Bu foruma girdim ama gerçekten çok tuhaf şeylerle karşı karşıyayım. Laf meclisten dışarı ama genel olarak bir inançsızlık var. Bir ilah olmadığından bahsedenler her şeyin nizami ve kurallı olmasını isterler. Bunu istedikleri halde kainatın bir yaratıcının nizami bir şekilde yarattığına, insanı mükemmel bir şekilde yarattığına inanmazlar. Anayasaya güvenirler. Şeriata laf atarlar. Evine bir hırsız girse bir elime geçirirsem öldüreceğim diye söylenir. Halbuki şeriatta hırsızlık yapanın eli kesilir. Bir düşünün şimdi ki hırsızların eli kesilecek olsa hırsızlık yapar mı? Siz de takdir edersiniz ki hırsızlık konusunda yasaların bir caydırıcılığı yok. Kendisi yakalasa hırsızı öldüreceğim der. Ama şeriatın hırsızın elini kesmesini yobazlık, gericilik olarak adlandırır. Şeriatta kısas vardır mesela. Bir kişiyi haksız yere öldüren aynı şekilde öldürülür. Düşünün bir kimse öldürüleceğini bile bile cinayet işler mi? Ama şimdi insanlar sinirlenince ne diyor? "Ben onu öldürürüm. Sonrada girer paşalar gibi yatarım." Evrim konusuna gelecek olursak, neden sadece maymunlar evrilmiş? Madem 2 ayak üzerinde durması gerektiği için ayak yapıları değişmiş. Neden sadece maymunlar. Madem bir şeyler tecrübe edilerek evrim geçirebiliyorsa, diğer hayvanlar neden evrim geçirmemiş?
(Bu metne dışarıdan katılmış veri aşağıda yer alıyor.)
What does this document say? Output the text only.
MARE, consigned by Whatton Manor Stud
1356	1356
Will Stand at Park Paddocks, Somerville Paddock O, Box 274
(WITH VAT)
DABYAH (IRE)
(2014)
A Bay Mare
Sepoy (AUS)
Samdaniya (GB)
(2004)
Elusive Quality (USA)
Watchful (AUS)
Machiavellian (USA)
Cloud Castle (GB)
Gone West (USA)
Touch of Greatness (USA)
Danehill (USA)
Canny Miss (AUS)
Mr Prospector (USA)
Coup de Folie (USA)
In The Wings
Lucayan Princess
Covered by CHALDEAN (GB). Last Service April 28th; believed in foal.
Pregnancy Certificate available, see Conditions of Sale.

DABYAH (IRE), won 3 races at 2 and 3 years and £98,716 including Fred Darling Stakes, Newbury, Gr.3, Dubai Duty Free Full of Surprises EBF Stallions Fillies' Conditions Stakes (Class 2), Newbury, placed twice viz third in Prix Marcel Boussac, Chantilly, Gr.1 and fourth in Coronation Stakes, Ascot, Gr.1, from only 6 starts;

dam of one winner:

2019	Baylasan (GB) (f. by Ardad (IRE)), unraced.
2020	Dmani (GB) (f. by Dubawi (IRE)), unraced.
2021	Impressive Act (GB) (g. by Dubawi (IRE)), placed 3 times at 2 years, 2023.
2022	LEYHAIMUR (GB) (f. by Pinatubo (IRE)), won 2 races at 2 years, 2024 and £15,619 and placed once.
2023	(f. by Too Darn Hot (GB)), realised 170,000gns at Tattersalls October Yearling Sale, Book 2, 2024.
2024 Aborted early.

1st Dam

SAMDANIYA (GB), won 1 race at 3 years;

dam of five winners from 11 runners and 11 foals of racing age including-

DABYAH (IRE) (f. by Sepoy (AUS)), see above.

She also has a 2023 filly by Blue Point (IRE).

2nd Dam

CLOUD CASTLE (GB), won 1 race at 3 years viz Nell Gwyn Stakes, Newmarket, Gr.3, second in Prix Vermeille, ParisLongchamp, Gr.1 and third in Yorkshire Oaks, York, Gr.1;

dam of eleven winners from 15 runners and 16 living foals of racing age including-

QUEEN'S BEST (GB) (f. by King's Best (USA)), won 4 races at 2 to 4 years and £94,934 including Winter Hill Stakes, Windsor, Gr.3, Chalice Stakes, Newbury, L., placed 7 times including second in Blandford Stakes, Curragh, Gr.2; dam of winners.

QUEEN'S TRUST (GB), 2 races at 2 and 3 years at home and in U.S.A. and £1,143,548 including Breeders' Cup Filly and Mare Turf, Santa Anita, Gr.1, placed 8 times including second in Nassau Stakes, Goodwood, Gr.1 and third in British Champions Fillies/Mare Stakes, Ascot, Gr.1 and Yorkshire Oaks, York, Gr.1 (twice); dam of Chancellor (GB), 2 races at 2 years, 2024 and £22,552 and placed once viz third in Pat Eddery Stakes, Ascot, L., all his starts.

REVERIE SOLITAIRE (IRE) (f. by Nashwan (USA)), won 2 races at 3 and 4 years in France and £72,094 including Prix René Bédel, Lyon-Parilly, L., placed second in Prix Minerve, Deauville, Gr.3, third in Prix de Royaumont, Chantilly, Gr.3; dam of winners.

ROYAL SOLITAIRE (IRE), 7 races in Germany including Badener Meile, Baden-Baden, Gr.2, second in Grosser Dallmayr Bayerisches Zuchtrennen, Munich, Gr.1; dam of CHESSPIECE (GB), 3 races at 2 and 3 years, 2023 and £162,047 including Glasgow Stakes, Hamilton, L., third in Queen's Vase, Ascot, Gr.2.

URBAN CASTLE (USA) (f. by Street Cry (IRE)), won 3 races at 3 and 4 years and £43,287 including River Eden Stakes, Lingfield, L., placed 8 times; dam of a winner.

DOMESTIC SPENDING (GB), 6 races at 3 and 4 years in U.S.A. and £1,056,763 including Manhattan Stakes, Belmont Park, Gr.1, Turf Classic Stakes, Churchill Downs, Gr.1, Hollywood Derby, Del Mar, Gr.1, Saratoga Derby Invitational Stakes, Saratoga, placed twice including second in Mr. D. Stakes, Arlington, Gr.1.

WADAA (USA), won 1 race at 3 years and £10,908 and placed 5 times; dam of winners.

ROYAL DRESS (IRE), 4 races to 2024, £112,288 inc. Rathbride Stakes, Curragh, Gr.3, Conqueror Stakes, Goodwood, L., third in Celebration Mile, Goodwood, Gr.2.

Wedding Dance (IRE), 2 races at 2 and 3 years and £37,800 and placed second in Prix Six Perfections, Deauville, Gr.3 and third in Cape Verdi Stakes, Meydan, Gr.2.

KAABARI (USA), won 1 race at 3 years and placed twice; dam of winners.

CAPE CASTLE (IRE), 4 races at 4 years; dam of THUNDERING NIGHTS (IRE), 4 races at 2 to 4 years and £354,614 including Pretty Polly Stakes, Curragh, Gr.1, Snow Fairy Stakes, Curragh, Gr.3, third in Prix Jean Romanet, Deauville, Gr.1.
Şeriat ve dini karıştırmayın. Çok ama çok yanlış!
 
bu nasıl bir mantıkdır kardeşim :) şimdi ki maymunların suçu günahı nedir sorabilir miyim? Bilmem kaç milyon yıl önce böyle bir evrilme olmuşta neden son bin yıl içerisinde böyle bir evrilme olmamış merak konusu :D
Son yıllarda senin evrilmeni gerektirecek bir olay oldu mu? Kaldı ki, evrilme halen devam ediyor. Nasıl mı, Asya'lı insanların gözleri fazla güneşten çekik. Bizim onlara nazaran daha yuvarlak. Ekvator'a yakın insanlar sıcağa daha dayanıklı, soğuğa dayanamaz. Örneğin Antalya'da insanlar 25-29 derecede hırkayla gezerken, biz burada kısa kolluyla çorapsız geziyoruz. Ya da daha Kuzey kesimdeki insanlar da sıcağa dayanıksızdır. Anladın mı? Evrim halen devam etmekte. Bu arada şeriat meriat demişsin, o zaman topukların bir yerine vura vura Arabistana kaç kardeşim. Defolup gidin ülkeden daha da fazla karıştırmayın güzel ülkeyi.
 
Son yıllarda senin evrilmeni gerektirecek bir olay oldu mu? Kaldı ki, evrilme halen devam ediyor. Nasıl mı, Asya'lı insanların gözleri fazla güneşten çekik. Bizim onlara nazaran daha yuvarlak. Ekvator'a yakın insanlar sıcağa daha dayanıklı, soğuğa dayanamaz. Örneğin Antalya'da insanlar 25-29 derecede hırkayla gezerken, biz burada kısa kolluyla çorapsız geziyoruz. Ya da daha Kuzey kesimdeki insanlar da sıcağa dayanıksızdır. Anladın mı? Evrim halen devam etmekte.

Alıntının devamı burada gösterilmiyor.